Questo modello di sviluppo facile, oltre ad abbruttire il territorio, non assicura il pieno impiego e non evita il declassamento sociale. I frontalieri, chiamati qui da datori di lavoro liberisti sempre più scollegati con i bisogni del territorio, hanno raggiunto le 60’000 unità, mentre la disoccupazione ufficiale e nascosta è stimabile in 10'000 persone residenti in Ticino. Le cifre dell’assistenza crescono. Molti lavoratori e molte famiglie temono di perdere il loro posto di lavoro remunerato secondo i livelli retributivi elvetici sudalpini. Molti giovani qualificati, anche apprendisti e non solo laureati, per trovare un lavoro pagato decentemente devono emigrare nella Svizzera interna.

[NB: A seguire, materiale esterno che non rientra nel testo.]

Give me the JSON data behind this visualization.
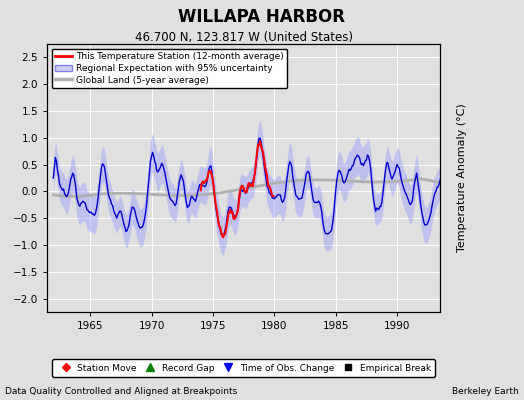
{
  "title": "WILLAPA HARBOR",
  "subtitle": "46.700 N, 123.817 W (United States)",
  "ylabel": "Temperature Anomaly (°C)",
  "xlabel_note": "Data Quality Controlled and Aligned at Breakpoints",
  "credit": "Berkeley Earth",
  "xlim": [
    1961.5,
    1993.5
  ],
  "ylim": [
    -2.25,
    2.75
  ],
  "yticks": [
    -2,
    -1.5,
    -1,
    -0.5,
    0,
    0.5,
    1,
    1.5,
    2,
    2.5
  ],
  "xticks": [
    1965,
    1970,
    1975,
    1980,
    1985,
    1990
  ],
  "bg_color": "#e0e0e0",
  "plot_bg_color": "#e0e0e0",
  "uncertainty_color": "#9999ff",
  "uncertainty_alpha": 0.45,
  "regional_color": "#0000cc",
  "regional_lw": 1.0,
  "station_color": "red",
  "station_lw": 1.5,
  "global_color": "#b0b0b0",
  "global_lw": 2.0,
  "grid_color": "white",
  "grid_lw": 0.7,
  "legend_items": [
    {
      "label": "This Temperature Station (12-month average)",
      "color": "red",
      "lw": 2
    },
    {
      "label": "Regional Expectation with 95% uncertainty",
      "color": "#0000cc",
      "lw": 1.5
    },
    {
      "label": "Global Land (5-year average)",
      "color": "#b0b0b0",
      "lw": 2.5
    }
  ],
  "marker_legend": [
    {
      "marker": "D",
      "color": "red",
      "label": "Station Move"
    },
    {
      "marker": "^",
      "color": "green",
      "label": "Record Gap"
    },
    {
      "marker": "v",
      "color": "blue",
      "label": "Time of Obs. Change"
    },
    {
      "marker": "s",
      "color": "black",
      "label": "Empirical Break"
    }
  ]
}
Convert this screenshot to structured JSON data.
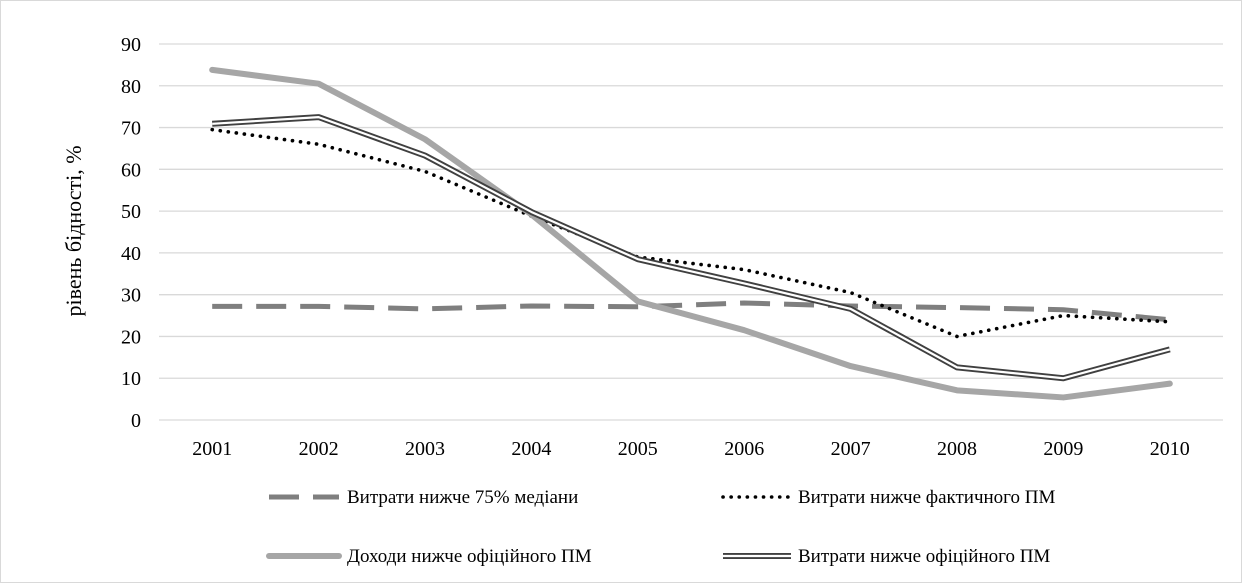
{
  "chart_data": {
    "type": "line",
    "title": "",
    "xlabel": "",
    "ylabel": "рівень бідності, %",
    "x": [
      "2001",
      "2002",
      "2003",
      "2004",
      "2005",
      "2006",
      "2007",
      "2008",
      "2009",
      "2010"
    ],
    "ylim": [
      0,
      90
    ],
    "yticks": [
      0,
      10,
      20,
      30,
      40,
      50,
      60,
      70,
      80,
      90
    ],
    "grid": "horizontal",
    "legend_position": "bottom",
    "series": [
      {
        "name": "Витрати нижче 75% медіани",
        "style": "dashed",
        "color": "#7f7f7f",
        "values": [
          27.2,
          27.2,
          26.6,
          27.3,
          27.1,
          28.0,
          27.3,
          26.9,
          26.4,
          24.0
        ]
      },
      {
        "name": "Витрати нижче фактичного ПМ",
        "style": "dotted",
        "color": "#000000",
        "values": [
          69.5,
          66.0,
          59.5,
          48.8,
          39.0,
          36.0,
          30.5,
          20.0,
          25.0,
          23.5
        ]
      },
      {
        "name": "Доходи нижче офіційного ПМ",
        "style": "solid-thick",
        "color": "#a6a6a6",
        "values": [
          83.8,
          80.5,
          67.2,
          49.2,
          28.4,
          21.5,
          12.9,
          7.1,
          5.4,
          8.7
        ]
      },
      {
        "name": "Витрати нижче офіційного ПМ",
        "style": "double",
        "color": "#404040",
        "values": [
          70.9,
          72.5,
          63.3,
          49.8,
          38.5,
          32.7,
          26.6,
          12.6,
          10.0,
          16.9
        ]
      }
    ]
  }
}
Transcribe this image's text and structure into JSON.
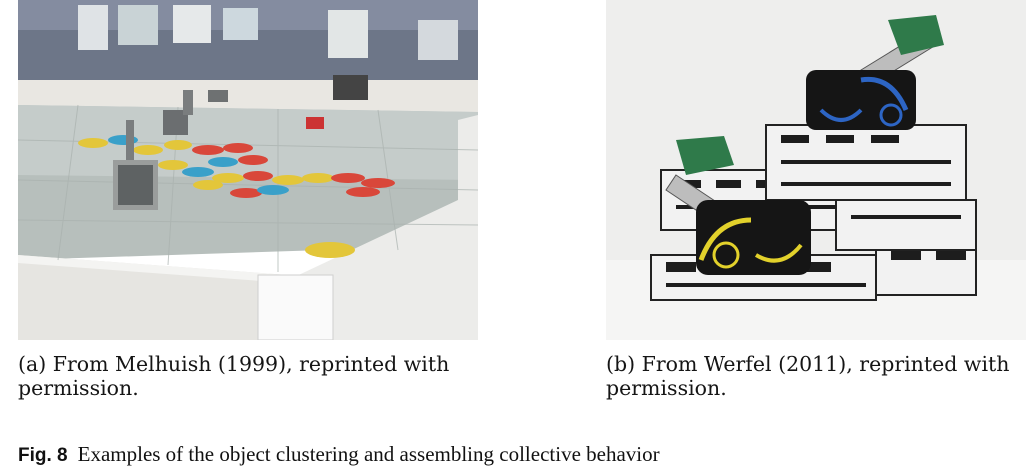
{
  "panels": [
    {
      "caption_line1": "(a) From Melhuish (1999), reprinted with",
      "caption_line2": "permission."
    },
    {
      "caption_line1": "(b) From Werfel (2011), reprinted with",
      "caption_line2": "permission."
    }
  ],
  "figure": {
    "number": "Fig. 8",
    "caption": "Examples of the object clustering and assembling collective behavior"
  },
  "colors": {
    "arena_floor": "#b9c1bf",
    "frisbee_red": "#d9473a",
    "frisbee_yellow": "#e3c63a",
    "frisbee_blue": "#3aa0c9",
    "tile_white": "#f2f2f2",
    "robot_black": "#1a1a1a",
    "pad_green": "#2f7a4a"
  }
}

Di fronte all’evidente reticenza delle autorità svizzere nel rafforzare le misure di accompagnamento per proteggere i salari e i posti di lavoro, alla popolazione ticinese non rimane che esprimere grida di paura ed appoggiare il ritorno al passato, ossia i contingenti, come si è visto lo scorso 9 febbraio: con i rischi che ciò comporta in termini di (dis)inserimento della Svizzera nel sistema europeo economico, scientifico e culturale (vedremo tra 2 anni dove ci porterà questo ritorno al passato).

Concludo affermando che è preoccupante pensare che il partito liberale voglia e possa rioccupare due seggi in Governo: per fare cosa? Per continuare con questo modello di sviluppo fallimentare ben incarnato dal suo candidato di punta e sindaco di S. Antonino (un Comune caratterizzato da ditte che offrono salari bassi, da centri commerciali scollegati dai trasporti pubblici e da occupazione irrazionale degli spazi verdi)? Occorre un’alternativa a questo modello di sviluppo e non ripetere sempre gli stessi errori guardando ad un passato che non ritornerà più. Occorre cambiare rotta.